A few times I have seen eSATA be shared with one of the internal ports so you could only use one at the time, but that only explains a few of them problems.

I got a card, not sure where from, which you connect an internal port to, and your PSU, and on the outside you have a SATA port (not eSATA) and a molex connector, best solution really imo, can plug in external enclosures and bare drives you need to test.

Unless you want to use a "long" cable for some reason (one of the reasons for esata appraently), though this is still pretty short compared to firewire/usb
 
I have a Sharkoon SATA Quickport Pro on an A8N32-SLI DLX which is great on the whole, but it definitely seems to not like having the eSATA cable hot plugged or running without the USB plugged in as well.
 
You have to do a fresh install with AHCI set up first.
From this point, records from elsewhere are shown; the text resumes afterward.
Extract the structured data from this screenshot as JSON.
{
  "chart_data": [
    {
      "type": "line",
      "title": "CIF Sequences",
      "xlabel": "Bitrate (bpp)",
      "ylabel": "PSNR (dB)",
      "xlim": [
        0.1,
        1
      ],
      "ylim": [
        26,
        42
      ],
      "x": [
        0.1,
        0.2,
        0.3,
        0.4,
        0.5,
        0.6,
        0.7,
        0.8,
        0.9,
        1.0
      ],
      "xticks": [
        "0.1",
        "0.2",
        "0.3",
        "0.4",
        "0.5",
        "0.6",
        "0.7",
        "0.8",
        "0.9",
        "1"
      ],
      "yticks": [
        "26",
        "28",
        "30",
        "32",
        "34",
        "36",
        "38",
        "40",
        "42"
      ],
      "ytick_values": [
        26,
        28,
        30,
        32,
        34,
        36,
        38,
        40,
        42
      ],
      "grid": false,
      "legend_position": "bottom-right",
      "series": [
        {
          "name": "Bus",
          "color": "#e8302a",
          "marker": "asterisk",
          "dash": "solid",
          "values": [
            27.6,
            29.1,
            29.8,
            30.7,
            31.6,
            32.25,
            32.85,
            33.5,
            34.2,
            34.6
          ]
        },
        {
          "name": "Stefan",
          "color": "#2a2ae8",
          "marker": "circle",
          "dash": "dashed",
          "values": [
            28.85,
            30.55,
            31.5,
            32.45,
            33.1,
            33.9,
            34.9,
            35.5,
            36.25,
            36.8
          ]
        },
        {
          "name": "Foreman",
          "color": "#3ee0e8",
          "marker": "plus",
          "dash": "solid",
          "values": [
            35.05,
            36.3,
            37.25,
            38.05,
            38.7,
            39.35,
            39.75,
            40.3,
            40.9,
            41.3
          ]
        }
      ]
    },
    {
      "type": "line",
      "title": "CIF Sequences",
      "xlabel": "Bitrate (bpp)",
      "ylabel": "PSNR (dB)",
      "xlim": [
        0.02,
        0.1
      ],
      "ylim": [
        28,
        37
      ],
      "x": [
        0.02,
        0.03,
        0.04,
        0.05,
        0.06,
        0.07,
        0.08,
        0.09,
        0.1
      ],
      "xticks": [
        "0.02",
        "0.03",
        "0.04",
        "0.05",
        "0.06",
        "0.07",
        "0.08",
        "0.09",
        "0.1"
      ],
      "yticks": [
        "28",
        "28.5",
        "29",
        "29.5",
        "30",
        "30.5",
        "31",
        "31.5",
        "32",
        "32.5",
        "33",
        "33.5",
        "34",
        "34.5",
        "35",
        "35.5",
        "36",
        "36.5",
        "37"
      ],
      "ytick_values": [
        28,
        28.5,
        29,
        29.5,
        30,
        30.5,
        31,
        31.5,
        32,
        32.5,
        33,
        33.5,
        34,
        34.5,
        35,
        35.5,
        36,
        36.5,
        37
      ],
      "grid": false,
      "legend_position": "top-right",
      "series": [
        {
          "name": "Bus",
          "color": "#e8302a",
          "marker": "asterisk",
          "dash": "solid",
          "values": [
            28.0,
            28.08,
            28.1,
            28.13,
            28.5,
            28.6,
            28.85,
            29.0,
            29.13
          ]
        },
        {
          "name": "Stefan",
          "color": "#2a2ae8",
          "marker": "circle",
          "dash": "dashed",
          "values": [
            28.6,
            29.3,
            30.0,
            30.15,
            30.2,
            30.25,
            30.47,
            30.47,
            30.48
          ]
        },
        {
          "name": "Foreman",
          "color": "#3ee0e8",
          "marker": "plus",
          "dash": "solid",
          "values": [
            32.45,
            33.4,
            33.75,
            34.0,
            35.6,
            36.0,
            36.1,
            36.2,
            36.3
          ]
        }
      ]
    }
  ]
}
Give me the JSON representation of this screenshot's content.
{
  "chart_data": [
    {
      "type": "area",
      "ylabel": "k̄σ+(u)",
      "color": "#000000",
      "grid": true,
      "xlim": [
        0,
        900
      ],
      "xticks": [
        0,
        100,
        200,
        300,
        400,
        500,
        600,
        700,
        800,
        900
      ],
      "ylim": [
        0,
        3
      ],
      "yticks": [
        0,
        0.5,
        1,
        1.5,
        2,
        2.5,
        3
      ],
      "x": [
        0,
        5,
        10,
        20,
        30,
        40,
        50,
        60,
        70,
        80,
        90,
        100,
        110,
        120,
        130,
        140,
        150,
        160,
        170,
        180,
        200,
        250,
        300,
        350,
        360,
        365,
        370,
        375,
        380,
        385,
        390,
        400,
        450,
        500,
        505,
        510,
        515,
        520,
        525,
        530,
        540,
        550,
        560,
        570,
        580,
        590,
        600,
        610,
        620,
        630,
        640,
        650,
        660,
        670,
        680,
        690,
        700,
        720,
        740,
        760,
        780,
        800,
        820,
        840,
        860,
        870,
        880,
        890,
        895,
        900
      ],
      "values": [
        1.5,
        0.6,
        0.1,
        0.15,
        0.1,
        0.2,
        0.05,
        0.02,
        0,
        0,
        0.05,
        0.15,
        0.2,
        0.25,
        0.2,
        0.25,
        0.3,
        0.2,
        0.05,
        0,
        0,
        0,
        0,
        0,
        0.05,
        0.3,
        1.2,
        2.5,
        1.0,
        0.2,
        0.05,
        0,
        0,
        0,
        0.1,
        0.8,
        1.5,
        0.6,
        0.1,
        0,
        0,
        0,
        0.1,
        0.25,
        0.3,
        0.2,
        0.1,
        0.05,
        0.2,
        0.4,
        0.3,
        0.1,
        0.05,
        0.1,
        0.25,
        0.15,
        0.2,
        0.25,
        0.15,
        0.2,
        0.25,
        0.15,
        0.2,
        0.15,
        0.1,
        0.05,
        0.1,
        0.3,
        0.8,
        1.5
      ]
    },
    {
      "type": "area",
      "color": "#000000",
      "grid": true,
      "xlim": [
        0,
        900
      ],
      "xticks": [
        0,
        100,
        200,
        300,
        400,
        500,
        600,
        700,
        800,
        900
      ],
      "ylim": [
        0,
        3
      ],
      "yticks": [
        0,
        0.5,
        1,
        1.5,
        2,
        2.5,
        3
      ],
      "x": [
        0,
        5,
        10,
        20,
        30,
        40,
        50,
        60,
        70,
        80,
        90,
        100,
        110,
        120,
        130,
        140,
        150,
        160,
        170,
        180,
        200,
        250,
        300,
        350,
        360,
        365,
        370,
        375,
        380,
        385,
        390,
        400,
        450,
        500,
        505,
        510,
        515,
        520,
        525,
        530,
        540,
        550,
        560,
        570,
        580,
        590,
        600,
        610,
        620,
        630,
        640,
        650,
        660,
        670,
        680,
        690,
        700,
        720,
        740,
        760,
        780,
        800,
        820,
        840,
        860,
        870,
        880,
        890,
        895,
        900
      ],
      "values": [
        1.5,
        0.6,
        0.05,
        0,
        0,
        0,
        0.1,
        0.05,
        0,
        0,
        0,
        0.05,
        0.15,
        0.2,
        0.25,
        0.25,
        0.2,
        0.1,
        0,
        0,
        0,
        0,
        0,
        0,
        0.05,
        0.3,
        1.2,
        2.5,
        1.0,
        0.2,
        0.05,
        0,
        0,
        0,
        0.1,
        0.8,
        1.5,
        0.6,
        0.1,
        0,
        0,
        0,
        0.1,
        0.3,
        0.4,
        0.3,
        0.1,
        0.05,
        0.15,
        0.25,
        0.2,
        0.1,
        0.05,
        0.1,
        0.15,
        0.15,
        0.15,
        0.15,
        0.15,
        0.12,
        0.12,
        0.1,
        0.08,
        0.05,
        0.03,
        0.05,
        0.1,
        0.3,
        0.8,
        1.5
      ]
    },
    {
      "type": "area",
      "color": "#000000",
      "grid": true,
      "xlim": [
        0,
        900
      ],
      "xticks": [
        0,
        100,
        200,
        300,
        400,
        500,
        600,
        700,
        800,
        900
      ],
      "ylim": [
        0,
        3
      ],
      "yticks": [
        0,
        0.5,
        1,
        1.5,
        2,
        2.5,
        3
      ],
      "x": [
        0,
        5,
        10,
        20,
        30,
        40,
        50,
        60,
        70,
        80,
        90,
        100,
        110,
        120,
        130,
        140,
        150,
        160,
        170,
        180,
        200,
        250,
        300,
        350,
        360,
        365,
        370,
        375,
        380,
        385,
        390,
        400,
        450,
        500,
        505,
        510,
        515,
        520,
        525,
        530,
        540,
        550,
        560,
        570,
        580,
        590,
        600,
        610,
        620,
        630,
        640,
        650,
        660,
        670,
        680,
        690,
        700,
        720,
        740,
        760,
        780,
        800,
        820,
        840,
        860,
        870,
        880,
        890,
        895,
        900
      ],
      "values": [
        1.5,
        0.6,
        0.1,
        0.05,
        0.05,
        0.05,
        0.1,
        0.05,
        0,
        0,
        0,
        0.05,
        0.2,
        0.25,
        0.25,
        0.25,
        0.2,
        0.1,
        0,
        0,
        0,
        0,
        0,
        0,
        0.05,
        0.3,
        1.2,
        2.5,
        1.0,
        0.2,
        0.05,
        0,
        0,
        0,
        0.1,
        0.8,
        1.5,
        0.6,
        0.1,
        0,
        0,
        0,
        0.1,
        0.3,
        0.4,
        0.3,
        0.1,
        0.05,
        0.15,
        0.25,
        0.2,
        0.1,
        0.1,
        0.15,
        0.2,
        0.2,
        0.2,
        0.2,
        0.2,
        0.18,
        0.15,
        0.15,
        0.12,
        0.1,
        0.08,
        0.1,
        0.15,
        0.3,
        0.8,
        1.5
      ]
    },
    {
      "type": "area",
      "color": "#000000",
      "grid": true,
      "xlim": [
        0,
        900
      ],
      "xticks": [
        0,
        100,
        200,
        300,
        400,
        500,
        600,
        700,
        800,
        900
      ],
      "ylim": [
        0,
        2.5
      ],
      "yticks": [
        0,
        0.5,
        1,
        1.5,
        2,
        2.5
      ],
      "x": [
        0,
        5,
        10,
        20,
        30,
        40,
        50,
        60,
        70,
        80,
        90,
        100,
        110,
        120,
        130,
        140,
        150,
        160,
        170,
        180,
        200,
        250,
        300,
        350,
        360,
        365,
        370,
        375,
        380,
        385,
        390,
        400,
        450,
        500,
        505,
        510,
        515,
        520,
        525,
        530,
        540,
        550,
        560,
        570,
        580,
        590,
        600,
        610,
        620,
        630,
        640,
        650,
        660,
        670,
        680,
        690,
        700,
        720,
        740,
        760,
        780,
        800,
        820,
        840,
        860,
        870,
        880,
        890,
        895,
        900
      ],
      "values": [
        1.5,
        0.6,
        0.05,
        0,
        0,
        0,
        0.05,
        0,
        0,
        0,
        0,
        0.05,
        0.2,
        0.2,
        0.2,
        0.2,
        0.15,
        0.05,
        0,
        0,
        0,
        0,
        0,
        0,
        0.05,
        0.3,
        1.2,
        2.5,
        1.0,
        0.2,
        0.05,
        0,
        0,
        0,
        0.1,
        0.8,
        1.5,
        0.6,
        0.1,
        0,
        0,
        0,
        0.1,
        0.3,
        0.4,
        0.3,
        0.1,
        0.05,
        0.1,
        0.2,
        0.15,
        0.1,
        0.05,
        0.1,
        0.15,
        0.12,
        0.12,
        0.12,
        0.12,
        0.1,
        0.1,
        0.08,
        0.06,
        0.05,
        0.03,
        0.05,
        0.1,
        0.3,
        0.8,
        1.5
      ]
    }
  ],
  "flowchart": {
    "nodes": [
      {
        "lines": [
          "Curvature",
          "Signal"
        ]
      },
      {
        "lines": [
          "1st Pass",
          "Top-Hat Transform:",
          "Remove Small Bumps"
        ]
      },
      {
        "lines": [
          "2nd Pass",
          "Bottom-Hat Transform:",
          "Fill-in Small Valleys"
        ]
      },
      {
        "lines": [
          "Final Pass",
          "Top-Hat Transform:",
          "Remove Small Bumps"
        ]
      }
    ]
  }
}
I had no end of problems trying to get eSata working on 2 boards until I did this and hey presto
 
Typical. I was just bitching about eSATA connections to my missus and said 'watch this...', plugging the MyBook in and waiting for the inevitable BlueScreen. Nothing. 'Well Vista has probably just ignored it then' sez me, opening up explorer and... there it is, listed as proudly as you like and fully accessible. 'What's wrong with that then, shouldn't it be there?' she says. You just can't win.
 
I've got one of them.

Works perfectly over FW800/400/USB2 and eSATA using my MBP/10.5.5

Although the connection on my 500Gb WD eSATA thing is ****, keeps falling out. eSATA is a appalling design. :(

Although they all max out my HDs, inc a 74Gb Raptor, so im happy *shrug*
 
should this be possible.

i dont have a esata port on motherboard so got myself a sata to esata cable came straight from motherboard sata to dock but could never get it to recognise hdd always thought it was wrong so only used usb.

cheers.
 
eSata is pointless, if it could carry the power I would see the point. Oh yeah and if it worked... LOL

eSATAp does indeed carry power, since it's a hybrid of the original eSATA interface and USB.

I've never tried using it simply because I've never had a device to use it with, although my machines have the ports available. With regards to the BSODs, have you considered trying using the ports off something like a bootable Linux disc, in order to identify if the problem potentially lies with hardware or with Windows?